Revolution Medicines, a US-based precision oncology drug developer backed by pharmaceutical firm Sanofi, set terms yesterday for an initial public offering set to raise up to $160m.
The company set the range for the offering at $14 to $16 and plans to issue 10 million shares on the Nasdaq Global Market next week. JP Morgan Securities, Cowen and Company, SVB Leerink and Guggenheim Securities are joint book-running managers for the proposed IPO.
Founded in 2014, Revolution is working on therapies for a range of cancer indications. It is focusing on inhibitors of frontier targets, proteins that play an important role in cancer but for which no treatment exists, or where current therapies do not suppress all factors contributing to cancer growth.
The company’s lead asset, RMC-4630, is is being co-developed with Sanofi and is aimed at various tumour types. It is currently undergoing phase 1/2 trials.
Sanofi became a shareholder in Revolution when the latter purchased Warp Drive Bio, a genomic medicine developer co-founded by the pharmaceutical firm, in an all-share deal in late 2018.
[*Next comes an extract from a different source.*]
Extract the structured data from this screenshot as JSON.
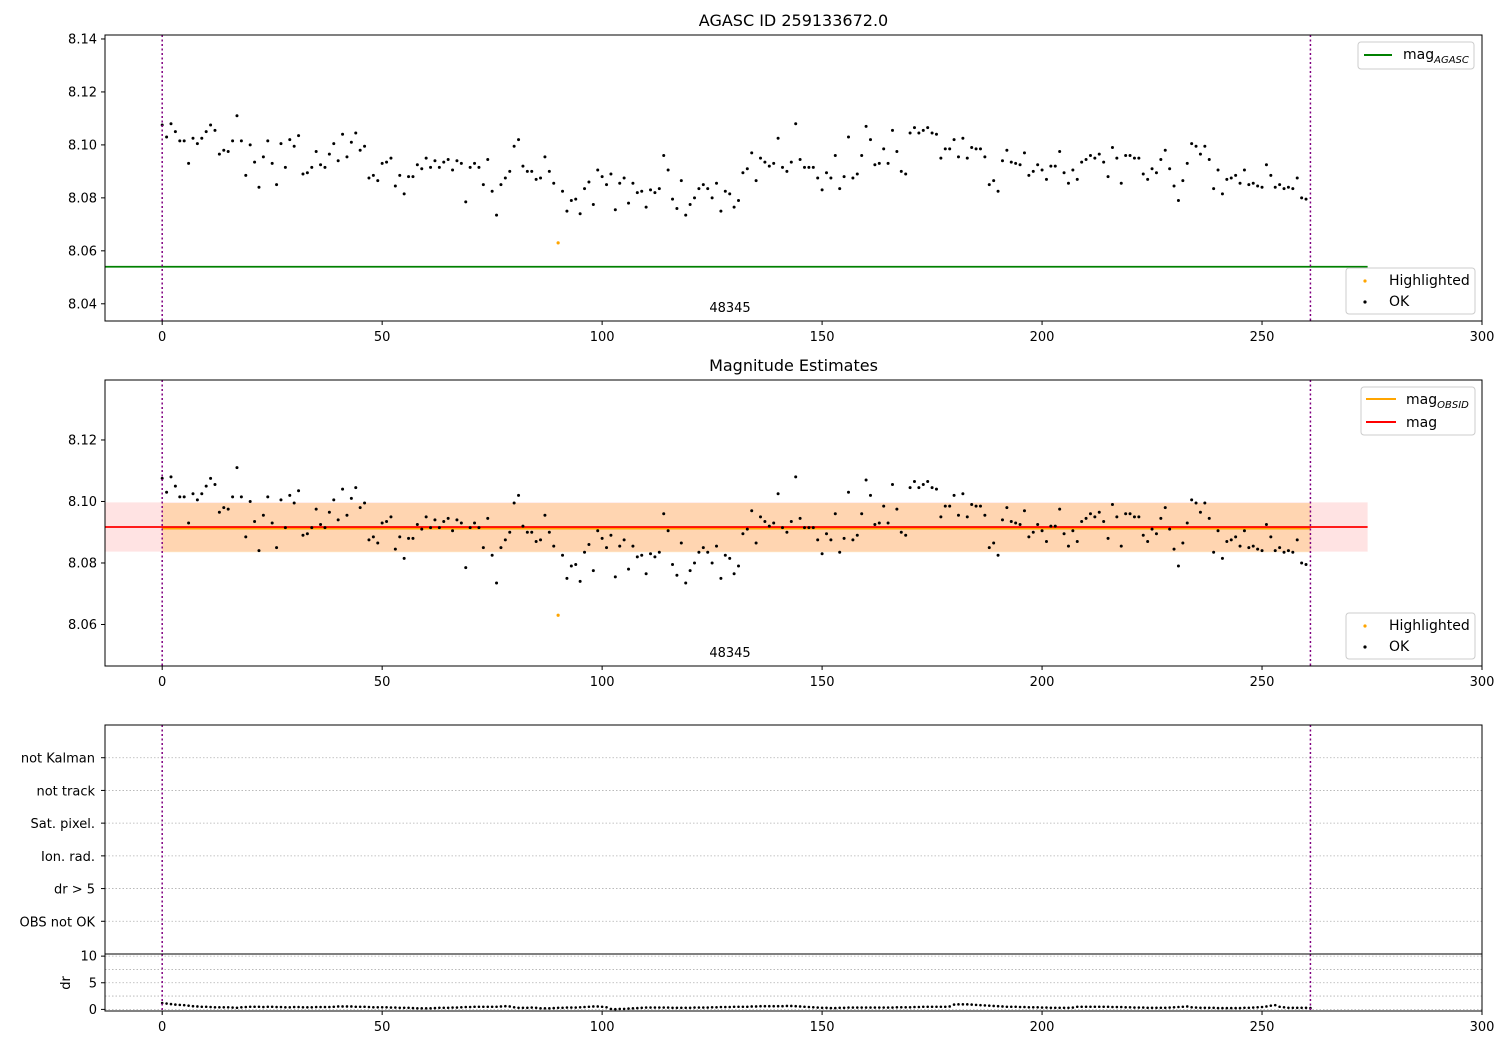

Revolution raised $100m in a July 2019 series C round led by Boxer Capital that included investment and financial services group Fidelity Management & Research, Third Rock Ventures, Deerfield Management, Cormorant Capital, Vivo Capital, Schroder Adveq, Column Group, Casdin Capital, Nextech Invest and Biotechnology Value Fund.
Nextech Invest had led a $56m series B round for the company in April 2018 that also featured Casdin, Shroder Adveq, Third Rock, Column Group and unnamed backers. Third Rock supplied $45m in series A funding for Revolution in 2015 before returning the following year for a $25m extension alongside Column Group.
The company has allocated $100m of the IPO proceeds and its existing cash resources to the development of its drug pipeline, through to investigational new drug-enabling studies for at least one asset.
Another $10m is going towards the development of RMC-5552, a potential treatment for breast cancer and a type of brain cancer called orthotopic glioblastoma multiform. Revolution will also use $1m to fund its share of research costs related to its Sanofi partnership.
Sanofi currently owns a 7.8% stake in the company through its Sanofi Research Invest division that is set to be diluted to 6.4%. Revolution’s largest shareholder is Third Rock, which will see its share diluted from 28.8% to 23.4%, while Column Group will come out with a 15.1% stake.